Seated Overhead Reach

I do not have a case of the Monday’s.  Instead, I’m pretty excited for what is going to be a good week.  I hope you’re as equally optimistic, and are looking forward to upcoming holiday vacations, or the quiet time after the collegiate Finals cramming period.

It seems that most of us get tied down to our desks a lot at this time of the year, between doing work, studying, or writing letters to Santa, and I’d like to help you prevent some of the aches and pains that can come about from being stuck in this position for too long:slouch

After just a few hours of sitting still, I start to feel like Quasimodo, but I have a solution for you desk-bound folks out there.  It’s called the Seated Overhead Reach.  I’ve used it as a thoracic mobility drill for athletes with knee issues, as a replacement for a squat-to-stand, but I like recommending it to everyone because it’s possible to do it almost anywhere.  It’s a great addition to a a dynamic warm-up, can be used if you’re stuck at a desk for too long, or if you want to casually join the guy who is singing and dancing on the subway.  Just don’t use it while hiding; It might give away your position.  Okay, here’s the video:

Wherever you’re sitting down, make sure to sit up nice and tall.  I like to set my feet in a comfortable position to squat from, but that isn’t entirely necessary.  Reach your head towards the ceiling, then slowly bring one arm overhead.  As you begin to encounter resistance, take a deep breath into your belly, pause, then lower that arm and repeat on the other side.
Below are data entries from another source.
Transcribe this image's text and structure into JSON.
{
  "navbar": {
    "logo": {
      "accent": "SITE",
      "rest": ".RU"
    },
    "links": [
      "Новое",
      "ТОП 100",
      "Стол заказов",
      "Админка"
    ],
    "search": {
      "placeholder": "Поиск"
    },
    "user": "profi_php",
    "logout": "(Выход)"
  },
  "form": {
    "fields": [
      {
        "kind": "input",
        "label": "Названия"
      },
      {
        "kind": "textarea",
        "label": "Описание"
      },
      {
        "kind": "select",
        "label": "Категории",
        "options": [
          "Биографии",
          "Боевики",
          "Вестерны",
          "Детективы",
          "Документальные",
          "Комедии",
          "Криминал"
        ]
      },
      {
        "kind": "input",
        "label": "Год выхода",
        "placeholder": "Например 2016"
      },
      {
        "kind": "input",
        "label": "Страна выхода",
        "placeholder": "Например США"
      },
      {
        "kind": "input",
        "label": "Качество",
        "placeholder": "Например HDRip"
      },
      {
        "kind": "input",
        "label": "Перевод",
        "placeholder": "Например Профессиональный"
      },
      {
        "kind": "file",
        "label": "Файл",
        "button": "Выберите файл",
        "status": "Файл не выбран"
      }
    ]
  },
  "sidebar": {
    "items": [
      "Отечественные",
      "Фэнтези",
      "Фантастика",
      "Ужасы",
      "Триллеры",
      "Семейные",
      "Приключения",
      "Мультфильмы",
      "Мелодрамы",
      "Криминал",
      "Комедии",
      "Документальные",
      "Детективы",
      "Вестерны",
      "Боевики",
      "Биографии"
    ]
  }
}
Whether you include this in a dynamic warm-up, use it wake yourself up after a boring meeting, or use it as a filler in-between sets of Front Squats, this is a great addition to include throughout your daily routine.  Let me know how you apply it, how it feels, and if you get any weird looks pretending to be a windmill in public.

4 Replies to “Seated Overhead Reach”

    1. It’s always eye opening when someone realizes that they’re not moving from their T-spine, and rely on lumbar extension for everything. I hope this gives people a little maneuver that can go a long way. Thanks!